Let’s walk through a hypothetical workflow in .github/workflows/api-service.yaml:

name: api-service
on:
  pull_request:
  # note: This runs on all changes, and is expected to do so!

jobs:

First, let’s declare our workflow and make sure it runs whenever we interact with pull requests. We do not add a file filter here, as we will check for service changes in the next step, this is really important!

change-detection:
  runs-on: ubuntu-latest
  outputs:
    api-service: ${{ steps.changes.outputs.api-service }}
  steps:
    - uses: dorny/paths-filter@v2
      id: changes
      with:
        list-files: shell
        # all files that are part of any workflow
        # basically a summary of "paths" property of all workflow files
        filters: |
          api-service:
            - 'services/api-service/**'
            - '.github/workflows/api-service.yaml'

Now, we’ll go over the changed files and see if anything related to our current service was modified. The result of this check will be stored as an output and used in subsequent steps. We’ll now follow a branching strategy: If, and only if, service files were modified, we will run the service-specific steps like testing, linting, etc. If this was not the case, we will run a dummy step that simply passes, which is necessary to pass the required status check if the service is not modified.

shards:
  needs: change-detection
  if: needs.change-detection.outputs.api-service == 'true'
  runs-on: ubuntu-20.04
  strategy:
    matrix:
      shard: [0, 1, 2, 3]
  steps:
    - uses: actions/checkout@v2

		# just an example, run your tests in parallel here
		- run: npm run test ...

after-shards:
  needs: shards # run after shards
  runs-on: ubuntu-20.04
  if: success() # only run when all shards have passed
  # store success output flag for ci job
  outputs:
    success: ${{ steps.setoutput.outputs.success }}
  steps:
    - id: setoutput
      run: echo "::set-output name=success::true"

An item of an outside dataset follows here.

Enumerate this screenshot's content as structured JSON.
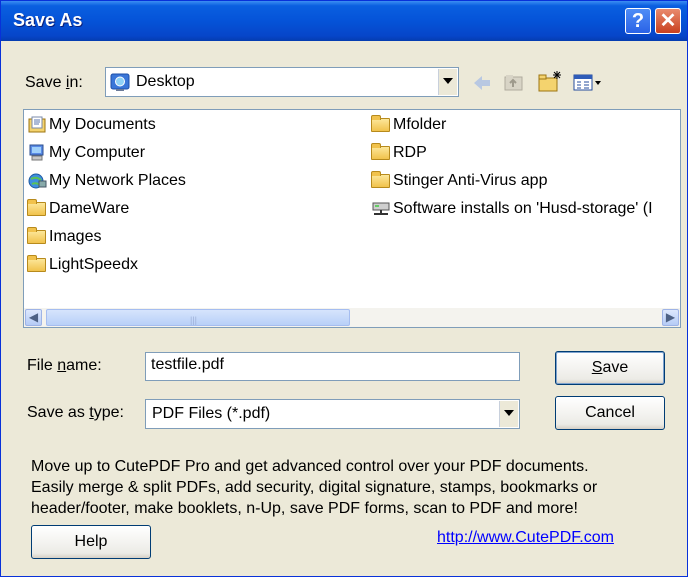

So first, we run the tests under the condition that our api-service was modified in any way. After successfully running the tests in parallel, we launch an after-shards job, which exports a success flag. If the tests failed or were skipped, after-shards will not run, and no output will be present.

dummy-step:
  runs-on: ubuntu-latest
  needs: change-detection
  # runs if service was not changed
  if: needs.change-detection.outputs.api-service == 'false'
  outputs:
    success: ${{ steps.setoutput.outputs.success }}
  steps:
    - id: setoutput
      run: echo "::set-output name=success::true"

In case the service was not modified, we will simply add the success flag. Since this step only runs if the tests did not run and vice-versa, we will not run into prematurely-mergeable pull requests.

# step that will be used for required status check
# make sure it has a unique name! this will always run, but
# after the shards & after-shards steps or the dummy step in case
# the service was not modified
ci_api_service:
  runs-on: ubuntu-20.04
  if: always()
  needs: [shards, after-shards, dummy-step]
  steps:
    - run: |
        passed="${{ needs.after-shards.outputs.success || needs.dummy-step.outputs.success }}"
        if [[ $passed == "true" ]]; then
          echo "Shards passed"
          exit 0
        else
          echo "Shards failed"
          exit 1
        fi

At last, we always run the final job that checks if any success output was present. In case the tests ran, there will not be a dummy output and vice-versa so the final job will never pass if tests were failing. Since only the last step is required, GitHub Actions waits until this job has been completed, so you never run into skipped jobs that allow merging breaking changes.

This solution combines hours of research (read: trial and error) on how the job execution system works in combination with required status checks, and I think it’s quite elegant considering it gives us guarantees that all important checks will definitely run.